Um keine Missverständnisse aufkommen zu lassen: Die Subventionspolitik im Agrarbereich ist sozial und ökologisch ungerecht. Die Ungerechtigkeiten bestehen aber nicht zwischen Groß und Klein, sondern betreffen die unterschiedliche Arbeitskräfteintensität und die Naturverträglichkeit der Produktion. Überall in Europa gibt es „Unternehmen“, bei denen ein einziger Bauer 300 Hektar Getreide anbaut und mit höchstem Chemieeinsatz „betreut“ – und also 210.000 Mark Flächenprämie pro Arbeitskraft kassiert. Und dann gibt es eben die anderen, die zum Beispiel in Grünlandregionen wie in Thüringen die arbeitskraftintensive Milchproduktion betreiben und mit 30 bis 40 Mann nur 700.000 Mark Prämie bekommen. Wohl wissend, dass sie sich marktwirtschaftlich wesentlich besser stellen würden, wenn sie auf die Tierhaltung ganz verzichteten und nur Getreide anbauten. Dann würden sie mit einem Zehntel der Arbeitskräfte die gleiche Flächenprämie erhalten.

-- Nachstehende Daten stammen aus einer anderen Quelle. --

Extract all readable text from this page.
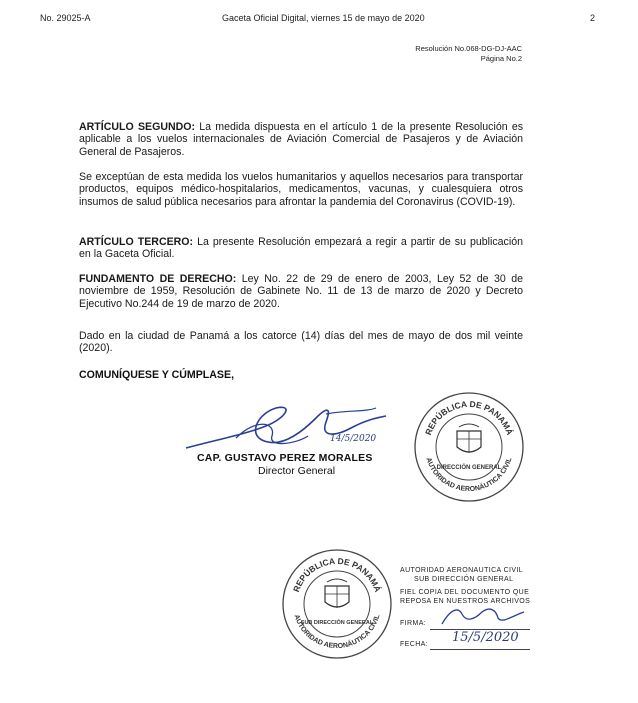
No. 29025-A	Gaceta Oficial Digital, viernes 15 de mayo de 2020	2
Resolución No.068-DG-DJ-AAC
Página No.2
ARTÍCULO SEGUNDO: La medida dispuesta en el artículo 1 de la presente Resolución es aplicable a los vuelos internacionales de Aviación Comercial de Pasajeros y de Aviación General de Pasajeros.
Se exceptúan de esta medida los vuelos humanitarios y aquellos necesarios para transportar productos, equipos médico-hospitalarios, medicamentos, vacunas, y cualesquiera otros insumos de salud pública necesarios para afrontar la pandemia del Coronavirus (COVID-19).
ARTÍCULO TERCERO: La presente Resolución empezará a regir a partir de su publicación en la Gaceta Oficial.
FUNDAMENTO DE DERECHO: Ley No. 22 de 29 de enero de 2003, Ley 52 de 30 de noviembre de 1959, Resolución de Gabinete No. 11 de 13 de marzo de 2020 y Decreto Ejecutivo No.244 de 19 de marzo de 2020.
Dado en la ciudad de Panamá a los catorce (14) días del mes de mayo de dos mil veinte (2020).
COMUNÍQUESE Y CÚMPLASE,
14/5/2020
CAP. GUSTAVO PEREZ MORALES
Director General
REPÚBLICA DE PANAMÁ
AUTORIDAD AERONÁUTICA CIVIL
DIRECCIÓN GENERAL
REPÚBLICA DE PANAMÁ
AUTORIDAD AERONÁUTICA CIVIL
SUB DIRECCIÓN GENERAL
AUTORIDAD AERONAUTICA CIVIL
SUB DIRECCIÓN GENERAL
FIEL COPIA DEL DOCUMENTO QUE
REPOSA EN NUESTROS ARCHIVOS
FIRMA:
FECHA: 15/5/2020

Und hier schließt sich der Kreis. Alle, die fernab von Ideologie oder Eigennutz über die Agrarwende nachdenken, sind sich relativ einig: Um die Arbeitsplätze im ländlichen Raum zu erhalten und um die Pflege der Kulturlandschaft zu gewährleisten, müssen die jetzigen Subventionen in Form von Ausgleichszahlungen an die Landwirtschaft auch künftig erhalten bleiben. Diese Zahlungen dürfen sich jedoch nicht mehr an der reinen Fläche orientieren, sondern müssen das Verhältnis der Beschäftigtenzahl zur Fläche berücksichtigen sowie Kriterien der umwelt- und tiergerechten Produktion einfließen lassen. Dann hätten wir kein Groß-Klein-Problem mehr, denn bestraft würden Tierquälerei, Umweltfrevel und „industrielle Landwirtschaft“ – unabhängig von der Betriebsgröße.
Und die Bauern in Süd- und Westdeutschland hätten ein Feindbild weniger. Statt die Genossenschaften im Osten zu bekämpfen, sollten sie selbst welche gründen: Schon heute wird ein Drittel aller Höfe deshalb aufgegeben, weil sich kein Nachfolger findet. Sie wollen nicht mehr ohne Freizeit und Urlaub rund um die Uhr schuften – ein Problem, das sich in kooperativer Zusammenarbeit lösen lässt.